EDIT: Looks like the errors were transient on my end; successive runs of the identical changes on WSL1 produces different failures each time. CI appears to be green so hopefully everything is OK.

Diff Detail

Event Timeline

Qix- created this revision.Apr 4 2021, 9:48 AM
Qix- requested review of this revision.Apr 4 2021, 9:48 AM
Qix- edited the summary of this revision. (Show Details)Apr 4 2021, 9:56 AM
Qix- edited the summary of this revision. (Show Details)Apr 4 2021, 12:37 PM
Qix- updated this revision to Diff 336173.Apr 8 2021, 11:10 AM

Updated the diff to include a lot more context (-U9999). Thanks again for the tip :)

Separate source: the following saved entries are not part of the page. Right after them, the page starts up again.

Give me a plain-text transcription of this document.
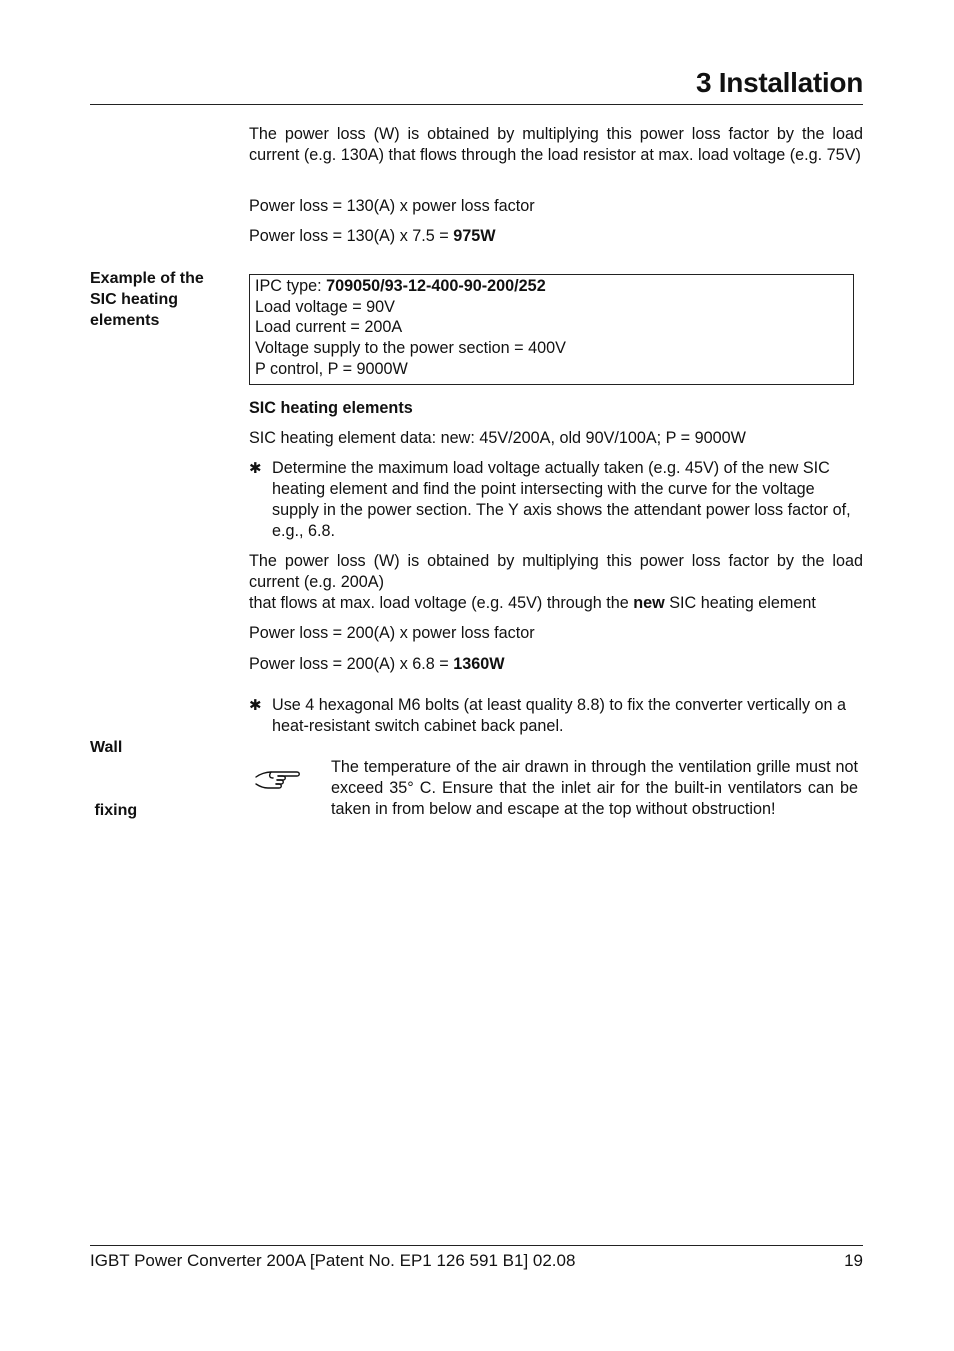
3 Installation
The power loss (W) is obtained by multiplying this power loss factor by the load current (e.g. 130A) that flows through the load resistor at max. load voltage (e.g. 75V)
Power loss = 130(A) x power loss factor
Power loss = 130(A) x 7.5 = 975W
Example of the
SIC heating
elements
IPC type: 709050/93-12-400-90-200/252
Load voltage = 90V
Load current = 200A
Voltage supply to the power section = 400V
P control, P = 9000W
SIC heating elements
SIC heating element data: new: 45V/200A, old 90V/100A; P = 9000W
✱ Determine the maximum load voltage actually taken (e.g. 45V) of the new SIC heating element and find the point intersecting with the curve for the voltage supply in the power section. The Y axis shows the attendant power loss factor of, e.g., 6.8.
The power loss (W) is obtained by multiplying this power loss factor by the load current (e.g. 200A)
that flows at max. load voltage (e.g. 45V) through the new SIC heating element
Power loss = 200(A) x power loss factor
Power loss = 200(A) x 6.8 = 1360W

Wall

fixing

✱ Use 4 hexagonal M6 bolts (at least quality 8.8) to fix the converter vertically on a heat-resistant switch cabinet back panel.
The temperature of the air drawn in through the ventilation grille must not exceed 35° C. Ensure that the inlet air for the built-in ventilators can be taken in from below and escape at the top without obstruction!
IGBT Power Converter 200A [Patent No. EP1 126 591 B1] 02.08	19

Thank you for this patch, I think it's really useful functionality for plugin authors!

Adding some additional reviewers for more opinions on the changes in the preprocessor.

clang/examples/PrintAttributeTokens/CMakeLists.txt
4–11

I'm not certain what this is actually doing -- the .exports file is empty (and no other plugin has this sort of .exports file thing). Is this needed?

clang/examples/PrintAttributeTokens/PrintAttributeTokens.cpp
38

Should probably use llvm::outs() instead (here and elsewhere in the plugin).

45–46

Per the usual coding conventions.

49–51

It'd probably be handy to also print identifier tokens.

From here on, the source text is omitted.